To generate images, we use a Progressive GAN from nnabla-examples page. This is with 512-D latent space trained on the CelebA dataset. We use 10000 synthetic images, labeled with baseline attribute classifiers and learn hyperplanes (for both target and protected ht, hg) in the latent space with scikit-learn’s linear SVM implementation.


In this tutorial, Progressive GAN training is skipped intentionally. Please refer to our [GitHub page](https://github.com/sony/nnabla-examples/tree/master/GANs/pggan) for more info if you are interested in training PG GAN.




### 4. Train Attribute classifier with debiased dataset
Well!
Now we can train Attribute Classifier using both balanced synthetic dataset and original dataset. If you want to train the GAN-debiased model from the scratch please refer to our GitHub page and follow the steps.

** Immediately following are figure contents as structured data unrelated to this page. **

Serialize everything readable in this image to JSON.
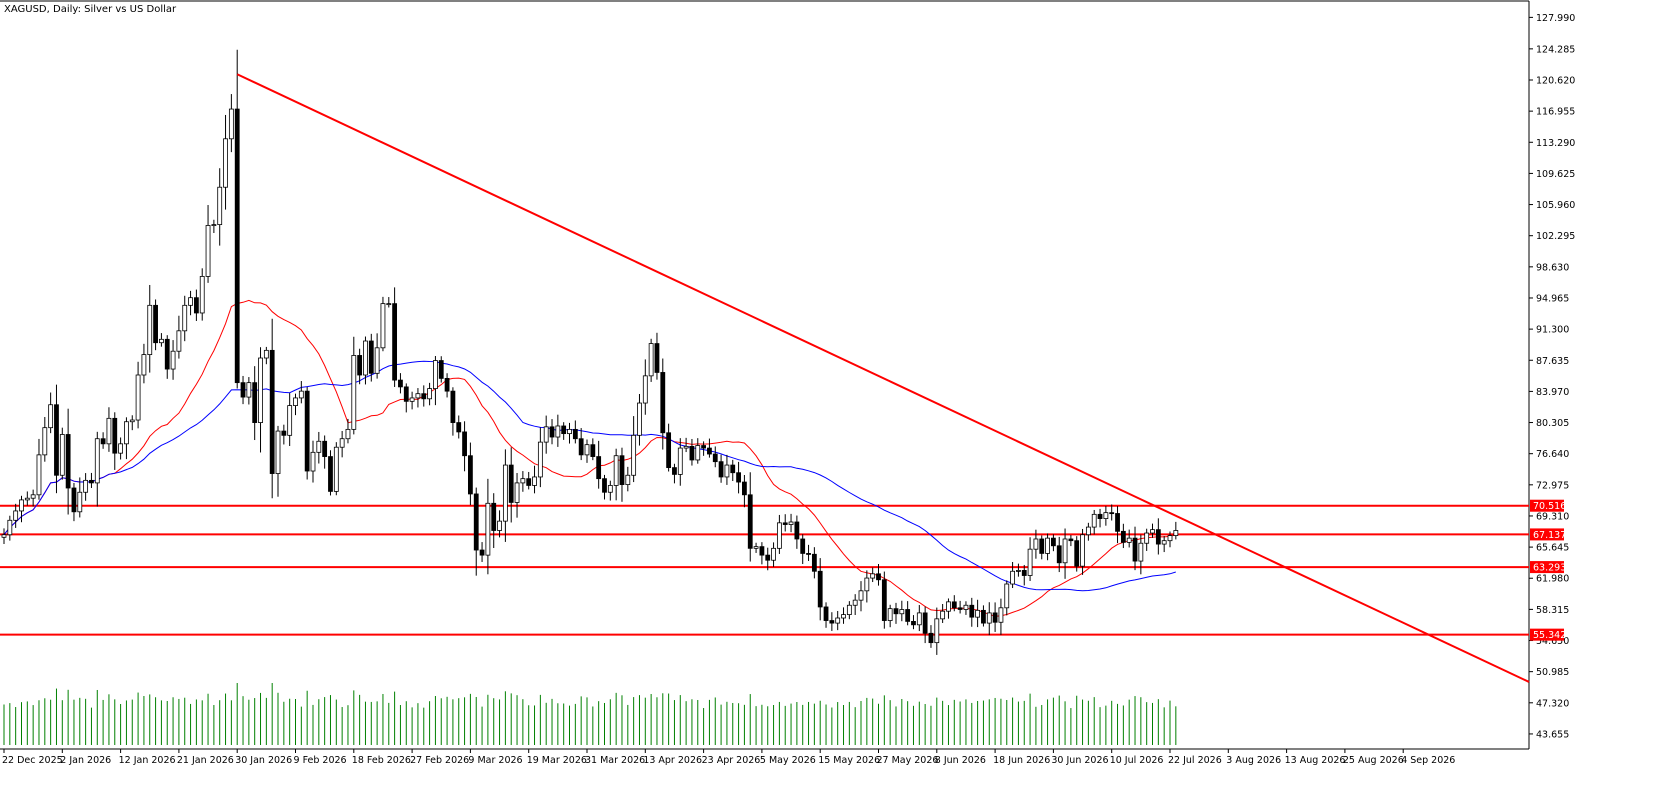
{
  "title": "XAGUSD, Daily:  Silver vs US Dollar",
  "chart_data": {
    "type": "candlestick",
    "ylim": [
      42.0,
      129.8
    ],
    "price_ticks": [
      "127.990",
      "124.285",
      "120.620",
      "116.955",
      "113.290",
      "109.625",
      "105.960",
      "102.295",
      "98.630",
      "94.965",
      "91.300",
      "87.635",
      "83.970",
      "80.305",
      "76.640",
      "72.975",
      "69.310",
      "65.645",
      "61.980",
      "58.315",
      "54.650",
      "50.985",
      "47.320",
      "43.655"
    ],
    "date_labels": [
      "22 Dec 2025",
      "2 Jan 2026",
      "12 Jan 2026",
      "21 Jan 2026",
      "30 Jan 2026",
      "9 Feb 2026",
      "18 Feb 2026",
      "27 Feb 2026",
      "9 Mar 2026",
      "19 Mar 2026",
      "31 Mar 2026",
      "13 Apr 2026",
      "23 Apr 2026",
      "5 May 2026",
      "15 May 2026",
      "27 May 2026",
      "8 Jun 2026",
      "18 Jun 2026",
      "30 Jun 2026",
      "10 Jul 2026",
      "22 Jul 2026",
      "3 Aug 2026",
      "13 Aug 2026",
      "25 Aug 2026",
      "4 Sep 2026"
    ],
    "horizontal_levels": [
      {
        "label": "70.516",
        "value": 70.516,
        "color": "#ff0000"
      },
      {
        "label": "67.137",
        "value": 67.137,
        "color": "#ff0000"
      },
      {
        "label": "63.293",
        "value": 63.293,
        "color": "#ff0000"
      },
      {
        "label": "55.342",
        "value": 55.342,
        "color": "#ff0000"
      }
    ],
    "trendline": {
      "color": "#ff0000",
      "start_index": 40,
      "start_price": 121.3,
      "end_index": 255,
      "end_price": 51.9
    },
    "ma_fast": {
      "color": "#ff0000"
    },
    "ma_slow": {
      "color": "#0000ff"
    },
    "volume_color": "#008000",
    "candle_closes": [
      67.1,
      68.8,
      69.9,
      71.2,
      71.4,
      71.8,
      76.5,
      79.7,
      82.4,
      74.1,
      78.9,
      72.6,
      69.8,
      72.1,
      73.5,
      73.2,
      78.4,
      77.8,
      80.8,
      76.7,
      77.8,
      80.4,
      80.6,
      85.9,
      88.3,
      94.1,
      89.7,
      90.1,
      86.6,
      88.7,
      91.1,
      94.1,
      95.0,
      93.2,
      97.5,
      103.5,
      103.6,
      108.0,
      113.7,
      117.2,
      85.0,
      83.3,
      85.0,
      80.3,
      87.9,
      88.8,
      74.3,
      79.3,
      78.8,
      82.3,
      83.2,
      84.0,
      74.6,
      76.8,
      78.1,
      76.3,
      72.2,
      77.4,
      78.4,
      79.5,
      88.2,
      85.9,
      89.9,
      86.1,
      89.1,
      94.3,
      94.3,
      85.3,
      84.5,
      82.8,
      83.2,
      83.7,
      83.1,
      84.3,
      87.6,
      85.5,
      84.0,
      80.3,
      79.2,
      76.4,
      71.9,
      65.3,
      64.7,
      70.8,
      67.6,
      68.7,
      75.3,
      70.9,
      73.2,
      73.7,
      72.9,
      73.9,
      78.0,
      79.8,
      78.6,
      79.9,
      79.0,
      79.5,
      78.4,
      76.5,
      77.7,
      76.3,
      73.7,
      72.1,
      72.9,
      76.4,
      73.0,
      74.1,
      78.8,
      82.6,
      85.8,
      89.6,
      86.2,
      79.1,
      75.0,
      74.2,
      77.3,
      77.5,
      75.9,
      77.6,
      77.3,
      76.6,
      75.7,
      73.9,
      75.3,
      74.4,
      73.3,
      71.8,
      65.5,
      65.7,
      64.7,
      64.1,
      65.5,
      68.5,
      68.3,
      68.6,
      66.6,
      64.9,
      64.8,
      62.8,
      58.6,
      57.0,
      56.7,
      57.3,
      57.7,
      58.8,
      59.4,
      60.5,
      62.0,
      62.5,
      61.8,
      57.0,
      58.4,
      57.8,
      58.3,
      56.9,
      56.5,
      57.9,
      55.5,
      54.4,
      57.2,
      58.1,
      59.2,
      58.5,
      58.3,
      58.8,
      57.4,
      58.2,
      56.7,
      57.9,
      56.8,
      58.5,
      61.3,
      62.8,
      62.9,
      62.3,
      65.4,
      66.6,
      64.9,
      66.7,
      65.8,
      63.8,
      66.6,
      66.4,
      63.4,
      67.1,
      68.0,
      69.5,
      69.0,
      69.7,
      69.6,
      67.5,
      66.2,
      66.7,
      64.0,
      66.1,
      67.3,
      67.7,
      66.0,
      66.4,
      67.0,
      67.6
    ]
  }
}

Let's get pre-trained weights of GAN-debiased model and check model fairness.

In [None]:
# download the pre-trained weights
!wget https://nnabla.org/pretrained-models/nnabla-examples/responsible_ai/gan_data_debiased/gan_data_debised.h5
!wget https://nnabla.org/pretrained-models/nnabla-examples/responsible_ai/gan_data_debiased/val_gan_data_debised.pkl

In [None]:
nn.clear_parameters()
attribute_classifier_debiased_model = clf.attribute_classifier(model_load_path=r'gan_data_debised.h5')
cal_thresh = pickle.load(open(r'val_gan_data_debised.pkl', 'rb'))['cal_thresh']

### Compute Fairness 

In [None]:
test_targets, test_scores = attribute_classifier_debiased_model.get_scores(test)
test_pred = np.where(test_scores > cal_thresh, 1, 0)

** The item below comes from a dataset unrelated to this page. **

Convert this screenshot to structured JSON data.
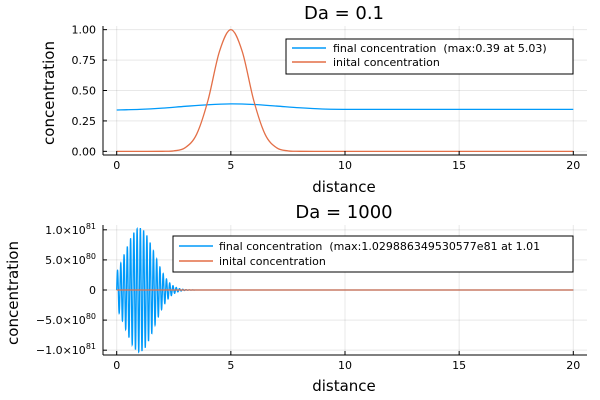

ap = utils.get_average_precision(test_targets[:, 0], test_scores)
deo = utils.get_difference_equality_opportunity(test_targets[:, 1],
                                                     test_targets[:, 0], test_pred)
ba = utils.get_bias_amplification(test_targets[:, 1],
                                     test_targets[:, 0], test_pred)
kl = utils.get_kl_divergence(test_targets[:, 1], test_targets[:, 0], test_scores)

print('Test results: ')
print('AP : {:.1f}', 100 * ap)
print('DEO : {:.1f}', 100 * deo)
print('BA : {:.1f}', 100 * ba)
print('KL : {:.1f}', kl)

If you observe above results with four metrics, GAN-debiased model performs better on all three fairness metrics: DEO, BA, and KL Divergence, while maintaining comparable AP over the baseline `Arched Brows` Classifier.

### 5. Summary

In this tutorial, we have shown how GAN-based data augmentation method could be employed to train a fairer Attribute Classifier in the presense of correlation between target label (Arched eyebrows) and a protected attribute (Gender Expression). In the same way, you may try different attribute classifiers. If there is bias in baseline Attribute Classifier model, try to balance the training data with an approach like GAN for data augmentation. To train different attribute classifiers, please refer to our GitHub page and follow the steps.

### References
1. Ramaswamy, Vikram V., Sunnie SY Kim, and Olga Russakovsky. "Fair attribute classification through latent space de-biasing." Proceedings of the IEEE/CVF Conference on Computer Vision and Pattern Recognition. 2021
2. Goodfellow, Ian, et al. "Generative adversarial nets." Advances in neural information processing systems 27 (2014).
3. Liu, Ziwei, et al. "Large-scale celebfaces attributes (celeba) dataset." Retrieved August 15.2018 (2018): 11.
4. Kingma, Diederik P., and Jimmy Ba. "Adam: A method for stochastic optimization." arXiv preprint arXiv:1412.6980 (2014).
5. Lokhande, Vishnu Suresh, et al. "Fairalm: Augmented lagrangian method for training fair models with little regret." European Conference on Computer Vision. Springer, Cham, 2020.
6. Wang, Angelina, and Olga Russakovsky. "Directional bias amplification." International Conference on Machine Learning. PMLR, 2021.
7. Chen, Mingliang, and Min Wu. "Towards threshold invariant fair classification." Conference on Uncertainty in Artificial Intelligence. PMLR, 2020.